C'est à partir de ces exemples qu'Alain Vivien propose au gouvernement un plan "propre à garantir la liberté d'association au sein des sectes, tout en préservant les libertés fondamentales de l'individu". Un plan qui souhaite qu'on aide à faire circuler une information précise sur les sectes dans les écoles, les médias et auprès des éducateurs. Mais aussi qu'on prévienne une évolution à l'américaine, où les enlèvements d'adeptes par leurs parents ont donné naissance aux nouveaux exorcistes : ces "déprogrammeurs" qui font payer cher leurs services tout en mettant en péril - autant que les sectes - la liberté individuelle.
Solution:
- interposer un groupe médiateur entre l'adepte, ses parents et les pouvoirs publics ;
- donner aux juges des tutelles la possibilité de se saisir des cas litigieux et de mener une enquête au sein même des sectes, s'il existe une suspicion de manipulation à l'encontre de 'adepte.
Statut de l'enfant
Le plan Vivien aborde, aussi, le sort fait aux enfants nés dans ces sectes, enfermés, dès leur naissance, sans liberté de choix, dans un milieu univoque où, selon Alain Vivien, "on rejette tout pluralisme".

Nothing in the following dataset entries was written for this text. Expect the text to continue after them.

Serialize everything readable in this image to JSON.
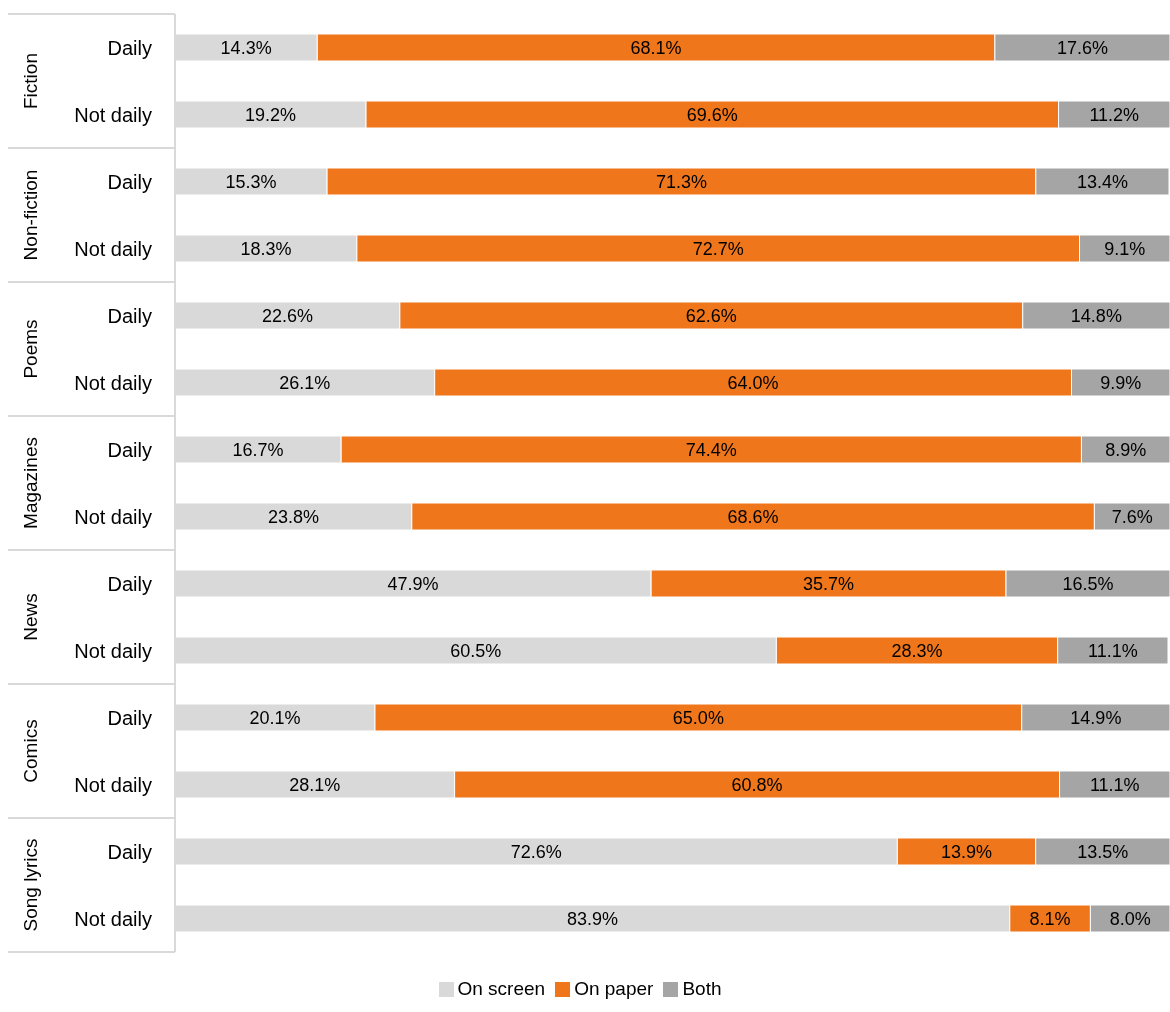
{
  "chart_data": [
    {
      "type": "bar",
      "orientation": "horizontal",
      "stacked": true,
      "ylabel": "Fiction",
      "categories": [
        "Daily",
        "Not daily"
      ],
      "xlim": [
        0,
        100
      ],
      "tick_labels": "y",
      "series": [
        {
          "color": "#d9d9d9",
          "values": [
            14.3,
            19.2
          ],
          "value_labels": [
            "14.3%",
            "19.2%"
          ]
        },
        {
          "color": "#ef761b",
          "values": [
            68.1,
            69.6
          ],
          "value_labels": [
            "68.1%",
            "69.6%"
          ]
        },
        {
          "color": "#a5a5a5",
          "values": [
            17.6,
            11.2
          ],
          "value_labels": [
            "17.6%",
            "11.2%"
          ]
        }
      ]
    },
    {
      "type": "bar",
      "orientation": "horizontal",
      "stacked": true,
      "ylabel": "Non-fiction",
      "categories": [
        "Daily",
        "Not daily"
      ],
      "xlim": [
        0,
        100.1
      ],
      "tick_labels": "y",
      "series": [
        {
          "color": "#d9d9d9",
          "values": [
            15.3,
            18.3
          ],
          "value_labels": [
            "15.3%",
            "18.3%"
          ]
        },
        {
          "color": "#ef761b",
          "values": [
            71.3,
            72.7
          ],
          "value_labels": [
            "71.3%",
            "72.7%"
          ]
        },
        {
          "color": "#a5a5a5",
          "values": [
            13.4,
            9.1
          ],
          "value_labels": [
            "13.4%",
            "9.1%"
          ]
        }
      ]
    },
    {
      "type": "bar",
      "orientation": "horizontal",
      "stacked": true,
      "ylabel": "Poems",
      "categories": [
        "Daily",
        "Not daily"
      ],
      "xlim": [
        0,
        100
      ],
      "tick_labels": "y",
      "series": [
        {
          "color": "#d9d9d9",
          "values": [
            22.6,
            26.1
          ],
          "value_labels": [
            "22.6%",
            "26.1%"
          ]
        },
        {
          "color": "#ef761b",
          "values": [
            62.6,
            64.0
          ],
          "value_labels": [
            "62.6%",
            "64.0%"
          ]
        },
        {
          "color": "#a5a5a5",
          "values": [
            14.8,
            9.9
          ],
          "value_labels": [
            "14.8%",
            "9.9%"
          ]
        }
      ]
    },
    {
      "type": "bar",
      "orientation": "horizontal",
      "stacked": true,
      "ylabel": "Magazines",
      "categories": [
        "Daily",
        "Not daily"
      ],
      "xlim": [
        0,
        100
      ],
      "tick_labels": "y",
      "series": [
        {
          "color": "#d9d9d9",
          "values": [
            16.7,
            23.8
          ],
          "value_labels": [
            "16.7%",
            "23.8%"
          ]
        },
        {
          "color": "#ef761b",
          "values": [
            74.4,
            68.6
          ],
          "value_labels": [
            "74.4%",
            "68.6%"
          ]
        },
        {
          "color": "#a5a5a5",
          "values": [
            8.9,
            7.6
          ],
          "value_labels": [
            "8.9%",
            "7.6%"
          ]
        }
      ]
    },
    {
      "type": "bar",
      "orientation": "horizontal",
      "stacked": true,
      "ylabel": "News",
      "categories": [
        "Daily",
        "Not daily"
      ],
      "xlim": [
        0,
        100.1
      ],
      "tick_labels": "y",
      "series": [
        {
          "color": "#d9d9d9",
          "values": [
            47.9,
            60.5
          ],
          "value_labels": [
            "47.9%",
            "60.5%"
          ]
        },
        {
          "color": "#ef761b",
          "values": [
            35.7,
            28.3
          ],
          "value_labels": [
            "35.7%",
            "28.3%"
          ]
        },
        {
          "color": "#a5a5a5",
          "values": [
            16.5,
            11.1
          ],
          "value_labels": [
            "16.5%",
            "11.1%"
          ]
        }
      ]
    },
    {
      "type": "bar",
      "orientation": "horizontal",
      "stacked": true,
      "ylabel": "Comics",
      "categories": [
        "Daily",
        "Not daily"
      ],
      "xlim": [
        0,
        100
      ],
      "tick_labels": "y",
      "series": [
        {
          "color": "#d9d9d9",
          "values": [
            20.1,
            28.1
          ],
          "value_labels": [
            "20.1%",
            "28.1%"
          ]
        },
        {
          "color": "#ef761b",
          "values": [
            65.0,
            60.8
          ],
          "value_labels": [
            "65.0%",
            "60.8%"
          ]
        },
        {
          "color": "#a5a5a5",
          "values": [
            14.9,
            11.1
          ],
          "value_labels": [
            "14.9%",
            "11.1%"
          ]
        }
      ]
    },
    {
      "type": "bar",
      "orientation": "horizontal",
      "stacked": true,
      "ylabel": "Song lyrics",
      "categories": [
        "Daily",
        "Not daily"
      ],
      "xlim": [
        0,
        100
      ],
      "tick_labels": "y",
      "legend": "bottom",
      "series": [
        {
          "name": "On screen",
          "color": "#d9d9d9",
          "values": [
            72.6,
            83.9
          ],
          "value_labels": [
            "72.6%",
            "83.9%"
          ]
        },
        {
          "name": "On paper",
          "color": "#ef761b",
          "values": [
            13.9,
            8.1
          ],
          "value_labels": [
            "13.9%",
            "8.1%"
          ]
        },
        {
          "name": "Both",
          "color": "#a5a5a5",
          "values": [
            13.5,
            8.0
          ],
          "value_labels": [
            "13.5%",
            "8.0%"
          ]
        }
      ]
    }
  ]
}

"Mais seule l'adoption d'un statut de l'enfant permettrait d'affirmer ses droits en tant que personne", explique Vivien, qui a inclus ce projet délicat à la liste de ses propositions.
Georgina Dufoix, secrétaire d'Etat chargé de la Famille, à qui Vivien a aussi transmis son rapport, devra se pencher avec précaution sur ce projet. Tout comme Alain Savary, ministre de l'Education nationale, à qui le député de Seine-et-Marne propose de tenir compte, dans son projet de réforme de l'enseignement, des "écoles" mises en place par les sectes pour leurs enfants.
La famille, l'école, la liberté religieuse : trois domaines sensibles où l'intervention de l'Etat est toujours perçue comme une atteinte au choix individuel.